Yedi tepeli İstanbul’un; 1. tepesinde Nuruosmaniye Külliyesi, 2. tepesinde Bayezid Külliyesi, 3. tepesinde Süleymaniye Külliyesi, 4. tepesinde Zeyrek ve Fatih Külliyesi, 5. tepesinde Yavuz Selim Külliyesi, 6. tepesinde Mihrimah Sultan Külliyesi yer alır. 7. tepesi ise önceleri metruktur. Davut Paşa “Kuru Tepe” olarak anılan alana bir külliye yaptırır ve vakfettiği 100 küsur dükkân ile mıntıkayı canlandırır (1485).
Bilahare Haseki Külliyesi (Hürrem Sultan -1551), Cerrah Mehmed Paşa Külliyesi (1594), Bayram Paşa Külliyesi (1634) ve Hekimoğlu Ali Paşa Külliyesi (1735) de katılır. Artık Asitane’nin mutena semti sayılır.
Tahrir Defteri’nde “nezd-i Dikilü Taş der Bâzâr-ı Zenân” şeklinde bir ifade geçer.
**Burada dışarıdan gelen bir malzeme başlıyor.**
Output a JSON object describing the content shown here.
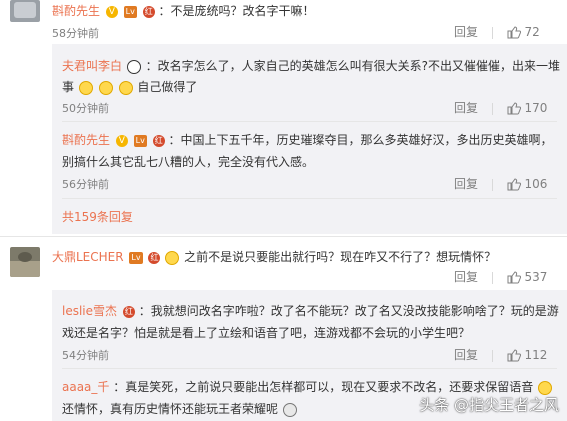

Zikrolunan Dikilitaş sadece kaidesi kalan Arcadius sütunu, Bâzâr-ı Zenân ise (zenneden gelir) ‘Avratpazarı’dır.
Aynı zamanda Aydos, Varna, Edirne, Tatarpazarı, Manastır, Bursa, Yenişehir, Beypazarı, İznik ve Tekirdağ gibi beldeleri kubbelerle donatır.
Yetmez, tamir bakım ve maaşları karşılamak için kıymetli mülkler bırakır. Üsküp’teki çifte hamam gibi.
Hem ağırlanan misafirler, hem de cami hizmetlileri ve medrese talebeleri için bir aşhane-imaret yapılır.
Ayvansarâyî’ye göre kitâbenin metnini Kemalpaşazâde hazırlar, hattını ise Şeyh Hamdullah yazar.
İrfan Özfatura'nın önceki yazıları...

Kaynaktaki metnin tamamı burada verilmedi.